Laura Ingraham calls for ‘someone to go to jail’ after Tim Cook met with China’s president

Fox News host Laura Ingraham said on Thursday that she wanted to see “someone go to jail” after Apple’s CEO, Tim Cook, met with Xi Jinping, China’s president, in Washington this week.

Ingraham made the comments during a segment on her show, In the Market, where she discussed Apple’s meeting with the Chinese president. Cook met with President Xi in the past year, a meeting that included an emotional display by Cook that showed his condolences after the January airplane crash involving the captain and several members of the crew from China Airlines Flight 7, which he flew last year. The doomed flight crashed and burned shortly after takeoff, killing all 52 people on board. Apple, which continues to see explosive growth, also is a major investor in clean energy investments and has set a goal of producing 50 percent of its electricity from renewable sources by 2020.

The Chinese president has been a champion of free trade in recent years. In December, he announced that China would take on an expanded role in promoting Asia’s most promising economies. But China’s state-run media have been antagonistic toward Trump in recent weeks, criticizing the president’s rhetoric on trade and repeatedly comparing him unfavorably to Xi.

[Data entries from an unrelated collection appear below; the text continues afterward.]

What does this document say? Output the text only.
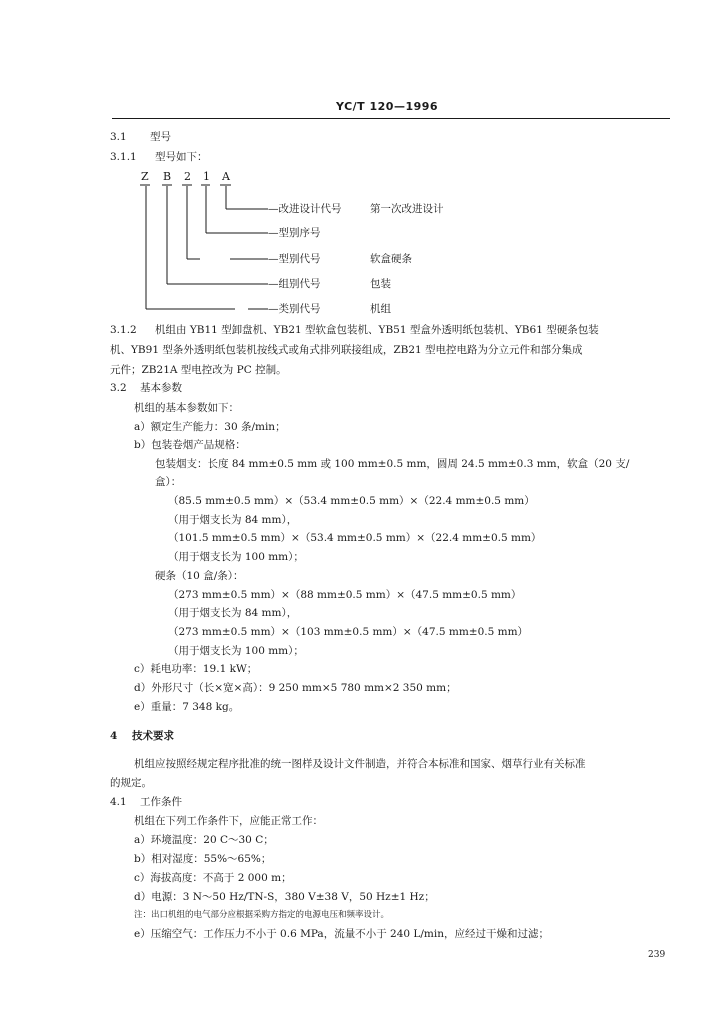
YC/T 120—1996
3.1 型号
3.1.1 型号如下：
Z B 2 1 A
—改进设计代号	第一次改进设计
—型别序号
—型别代号	软盒硬条
—组别代号	包装
—类别代号	机组
3.1.2 机组由 YB11 型卸盘机、YB21 型软盒包装机、YB51 型盒外透明纸包装机、YB61 型硬条包装
机、YB91 型条外透明纸包装机按线式或角式排列联接组成，ZB21 型电控电路为分立元件和部分集成
元件；ZB21A 型电控改为 PC 控制。
3.2 基本参数
机组的基本参数如下：
a）额定生产能力：30 条/min；
b）包装卷烟产品规格：
包装烟支：长度 84 mm±0.5 mm 或 100 mm±0.5 mm，圆周 24.5 mm±0.3 mm，软盒（20 支/
盒）：
（85.5 mm±0.5 mm）×（53.4 mm±0.5 mm）×（22.4 mm±0.5 mm）
（用于烟支长为 84 mm），
（101.5 mm±0.5 mm）×（53.4 mm±0.5 mm）×（22.4 mm±0.5 mm）
（用于烟支长为 100 mm）；
硬条（10 盒/条）：
（273 mm±0.5 mm）×（88 mm±0.5 mm）×（47.5 mm±0.5 mm）
（用于烟支长为 84 mm），
（273 mm±0.5 mm）×（103 mm±0.5 mm）×（47.5 mm±0.5 mm）
（用于烟支长为 100 mm）；
c）耗电功率：19.1 kW；
d）外形尺寸（长×宽×高）：9 250 mm×5 780 mm×2 350 mm；
e）重量：7 348 kg。
4 技术要求
机组应按照经规定程序批准的统一图样及设计文件制造，并符合本标准和国家、烟草行业有关标准
的规定。
4.1 工作条件
机组在下列工作条件下，应能正常工作：
a）环境温度：20 C～30 C；
b）相对湿度：55%～65%；
c）海拔高度：不高于 2 000 m；
d）电源：3 N～50 Hz/TN-S，380 V±38 V，50 Hz±1 Hz；
注：出口机组的电气部分应根据采购方指定的电源电压和频率设计。
e）压缩空气：工作压力不小于 0.6 MPa，流量不小于 240 L/min，应经过干燥和过滤；
239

Earlier this week, Apple published a report criticizing China’s intellectual property policies, though it claimed it was not expecting additional pressure from the Chinese government as a result of the meeting.

“In the midst of this spectacular economic growth, the Chinese government has been on a mission to reduce the commercial flow of information and ideas,” Apple said. “The Chinese government has rewritten the law, making it more difficult for users to access the websites they want to, [setting] new restrictions on advertising and limiting access to content they don’t want to see.”

In his remarks at a press conference in China this week, Xi was critical of U.S. telecom giant Qualcomm, which manufactures technology for fifth-generation, or 5G, networks. Chinese regulators want Qualcomm to shoulder the burden of building a 5G network in China by manufacturing equipment on Chinese-government timetable. Although Apple is not Chinese-owned, it has had some legal issues in China — Cook expressed worry last year about the economic consequences of Huawei, the Chinese telecom giant that is one of Apple’s main competitors, expanding its product lineup in China.

“I think this is going to put a big strain on relations with us in the United States, and it’s only going to encourage people to think about building a Chinese smartphone company,” he said, according to a transcript of his remarks.

Cook said he believed the United States and China had “a lot of common goals” and that relations could be improved by emphasizing “a [more] positive and more effective and more creative bilateral trade relationship.”

“Both the U.S. and China are big, powerful, innovative countries,” he said. “We want to go after the same goal of providing the people of our countries access to better medical care, clean water, clean air. We want to raise the standard of living for people who live in our countries.”

“I think what we need to do is to work very closely with each other to advance those goals of advancing human welfare, and I think we have a lot to offer each other,” he added.